Now that Bernard Madoff has been sent to jail for the rest of his life, and then some, it is tempting to put his sordid story behind us, to leave the follow-up for the business pages and those tracking who else will be caught in his web of deceit. Tempting, but unwise, because this scandal was not just about him. It was about us.

It was about individual victims — some of them now destitute, all of them heartbroken — who are understandably seeking further redress from the courts beyond the satisfaction of Madoff’s whopping prison term. But while their pain and empty pockets are real, the uncomfortable lesson is that really bad scams happen to good people. As the New York Times’ Joe Nocera noted recently, the victims “were robbed, pure and simple, and the government is not in the business of reimbursing for robberies.”

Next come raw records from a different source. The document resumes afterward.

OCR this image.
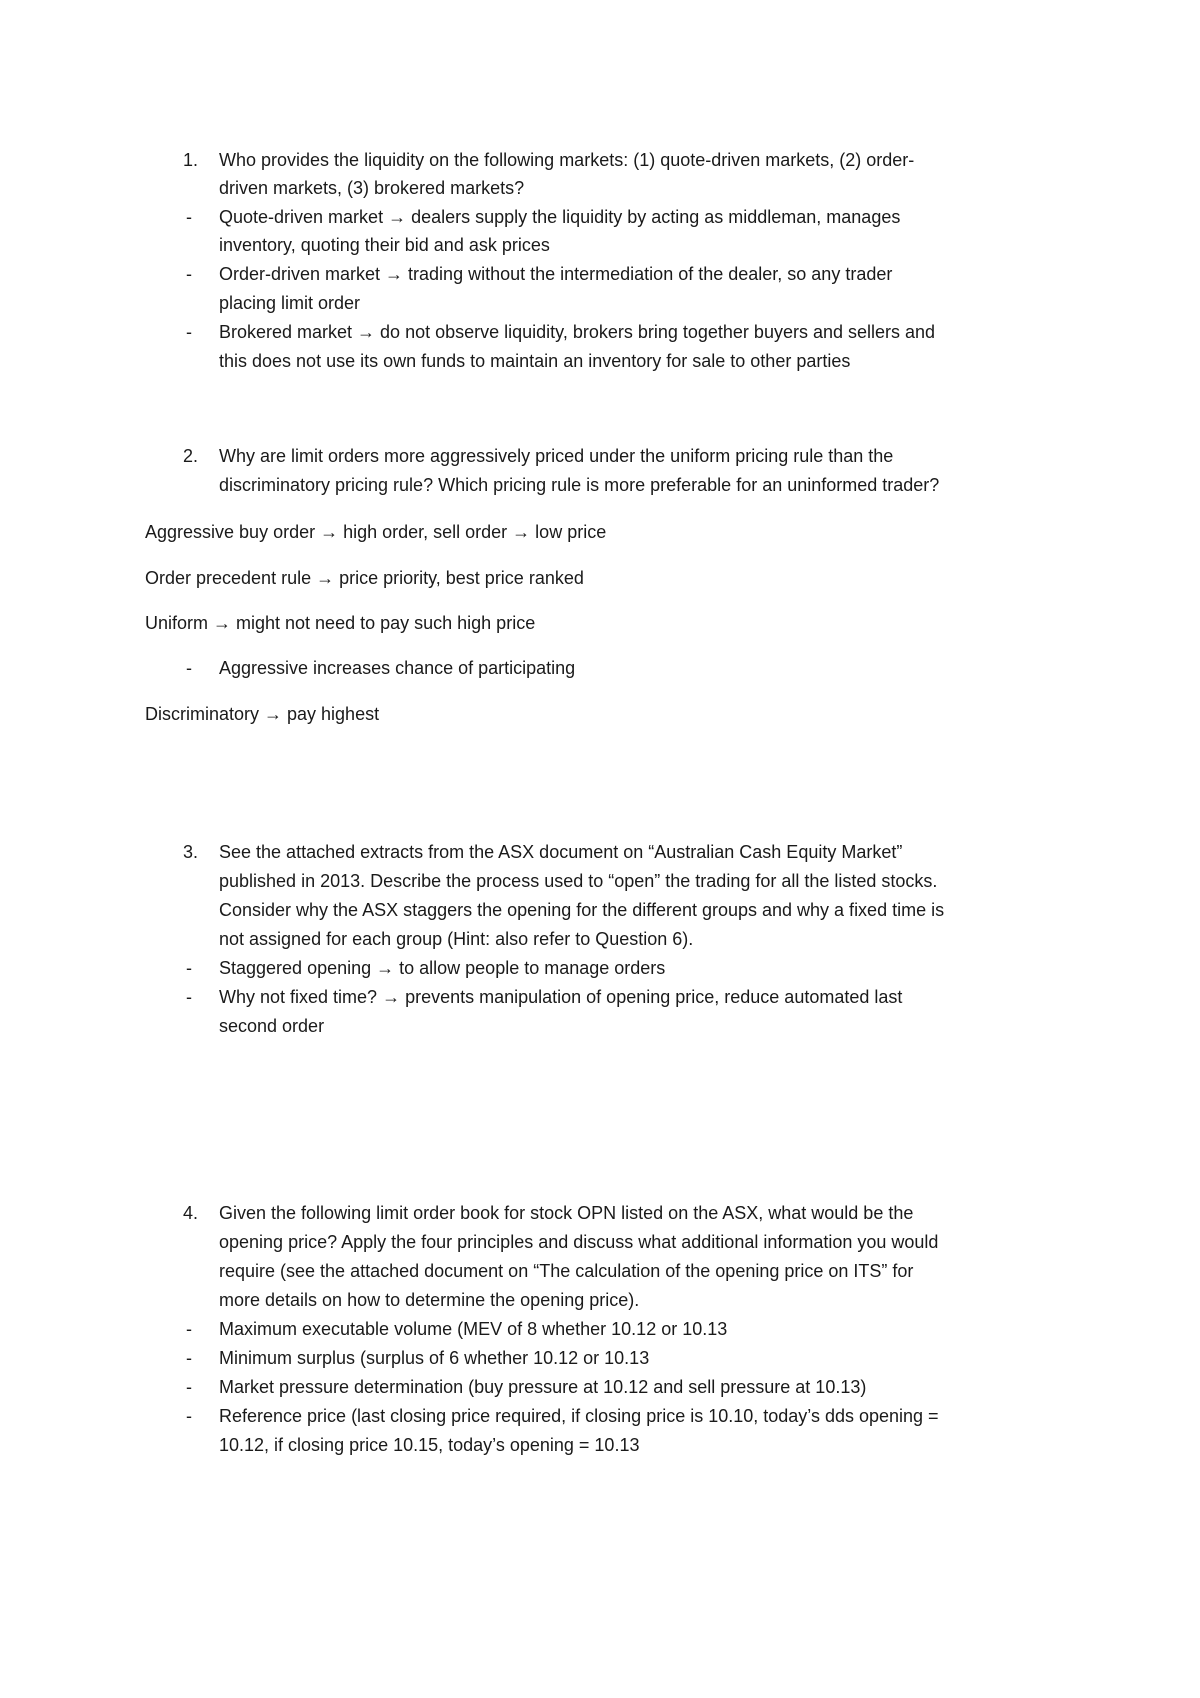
1. Who provides the liquidity on the following markets: (1) quote-driven markets, (2) order-
driven markets, (3) brokered markets?
- Quote-driven market → dealers supply the liquidity by acting as middleman, manages
inventory, quoting their bid and ask prices
- Order-driven market → trading without the intermediation of the dealer, so any trader
placing limit order
- Brokered market → do not observe liquidity, brokers bring together buyers and sellers and
this does not use its own funds to maintain an inventory for sale to other parties
2. Why are limit orders more aggressively priced under the uniform pricing rule than the
discriminatory pricing rule? Which pricing rule is more preferable for an uninformed trader?
Aggressive buy order → high order, sell order → low price
Order precedent rule → price priority, best price ranked
Uniform → might not need to pay such high price
- Aggressive increases chance of participating
Discriminatory → pay highest
3. See the attached extracts from the ASX document on “Australian Cash Equity Market”
published in 2013. Describe the process used to “open” the trading for all the listed stocks.
Consider why the ASX staggers the opening for the different groups and why a fixed time is
not assigned for each group (Hint: also refer to Question 6).
- Staggered opening → to allow people to manage orders
- Why not fixed time? → prevents manipulation of opening price, reduce automated last
second order
4. Given the following limit order book for stock OPN listed on the ASX, what would be the
opening price? Apply the four principles and discuss what additional information you would
require (see the attached document on “The calculation of the opening price on ITS” for
more details on how to determine the opening price).
- Maximum executable volume (MEV of 8 whether 10.12 or 10.13
- Minimum surplus (surplus of 6 whether 10.12 or 10.13
- Market pressure determination (buy pressure at 10.12 and sell pressure at 10.13)
- Reference price (last closing price required, if closing price is 10.10, today’s dds opening =
10.12, if closing price 10.15, today’s opening = 10.13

The scandal was also about the Jewish communal world, not only because so many of the individual and institutional victims were Jewish, but because of the way Madoff used his tribal connections to further his scheme. Those connections have also helped heal — the Jewish Funders Network, for example, organized a $5 million loan program for worthy nonprofits hurt by Madoff, but it was meant to be only a short-term fix. The longer-term challenge is for those nonprofits to strengthen their policies on investment, conflicts of interest and employment practices, and then follow those policies assiduously. Donors and board members need to hold leadership accountable.

Remember: Plenty of Jewish organizations declined to invest with Madoff, because doing so would have violated their policies. They were not blinded by the shiny lure of lucrative returns. We all need to keep our eyes open now.